Alla vigilia degli ottant'anni dell’Eccidio di Fondotoce diventa sempre più stringente tramandare la memoria non solo dei 42 fucilati di Fondotoce, dei 17 di Baveno ma anche dei 100 mila partigiani, dei 200.000 internati che rifiutarono di combattere al fianco dei tedeschi dopo l’8 settembre, dei 500.000 operai che scioperarono dal ’43 al ’45. È grazie a loro se l’Italia non fu trattata dalle potenze vincitrici come la Germania e il Giappone, le cui Costituzioni furono scritte dai vincitori.

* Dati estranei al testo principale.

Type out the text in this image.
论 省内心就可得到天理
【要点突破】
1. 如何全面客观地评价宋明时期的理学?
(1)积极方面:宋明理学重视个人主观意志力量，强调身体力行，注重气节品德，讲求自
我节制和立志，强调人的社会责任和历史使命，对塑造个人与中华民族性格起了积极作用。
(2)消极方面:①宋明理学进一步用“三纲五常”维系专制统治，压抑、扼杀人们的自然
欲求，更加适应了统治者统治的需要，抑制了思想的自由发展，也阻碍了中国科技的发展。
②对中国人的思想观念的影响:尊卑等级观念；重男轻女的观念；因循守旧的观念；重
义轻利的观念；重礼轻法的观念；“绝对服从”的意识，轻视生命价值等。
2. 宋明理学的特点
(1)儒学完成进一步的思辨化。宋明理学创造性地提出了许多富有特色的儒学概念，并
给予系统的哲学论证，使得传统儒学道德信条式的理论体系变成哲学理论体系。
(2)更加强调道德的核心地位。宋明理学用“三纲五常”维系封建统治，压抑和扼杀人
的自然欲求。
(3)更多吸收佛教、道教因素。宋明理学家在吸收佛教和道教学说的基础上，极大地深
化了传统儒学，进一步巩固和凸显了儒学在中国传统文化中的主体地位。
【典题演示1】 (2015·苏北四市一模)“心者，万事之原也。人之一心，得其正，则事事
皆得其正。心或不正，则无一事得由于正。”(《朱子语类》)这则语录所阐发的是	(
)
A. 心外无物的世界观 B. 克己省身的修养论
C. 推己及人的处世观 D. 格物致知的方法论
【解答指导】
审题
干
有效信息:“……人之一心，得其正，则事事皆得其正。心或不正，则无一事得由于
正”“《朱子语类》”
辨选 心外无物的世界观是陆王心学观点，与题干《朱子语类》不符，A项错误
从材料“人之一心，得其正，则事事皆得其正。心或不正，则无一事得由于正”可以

È stato questo il filo conduttore degli interventi al 79° anniversario dell’Eccidio di Fondotoce. Concetti ripetuti dal presidente dell’associazione Casa della Resistenza Gianfranco Fradelizio, dal vicepresidente della Provincia Rino Porini, dal sindaco Silvia Marchionini, dall’assessore di Baveno Emanuele Vitale, dall’oratore ufficiale il vicepresidente nazionale Anpi Carlo Ghezzi.
“La pace – ha ammonito Porini – può essere rimessa in discussione come ci sta insegnando quel che sta succedendo in Ucraina”. “Questo luogo – ha sottolineato Marchionini – ci trasmette un sentimento di commozione ma anche un senso di inadeguatezza perché quei fatti, a quasi 80 anni da quando sono accaduti, ci appaiono leggendari. Dobbiamo interrogarci: la loro morte in cambio di che? Di una società più giusta nella quale ci è toccato di vivere”. Vitale, ha ricordato la fucilazione dei 17 martiri di Baveno, avvenuta il 21, il giorno dopo l’eccidio di Fondotoce: “Ieri ci siamo mossi dal cippo sul lungolago che ricorda il loro sacrificio insieme ai componenti il Consiglio comunale dei ragazzi”.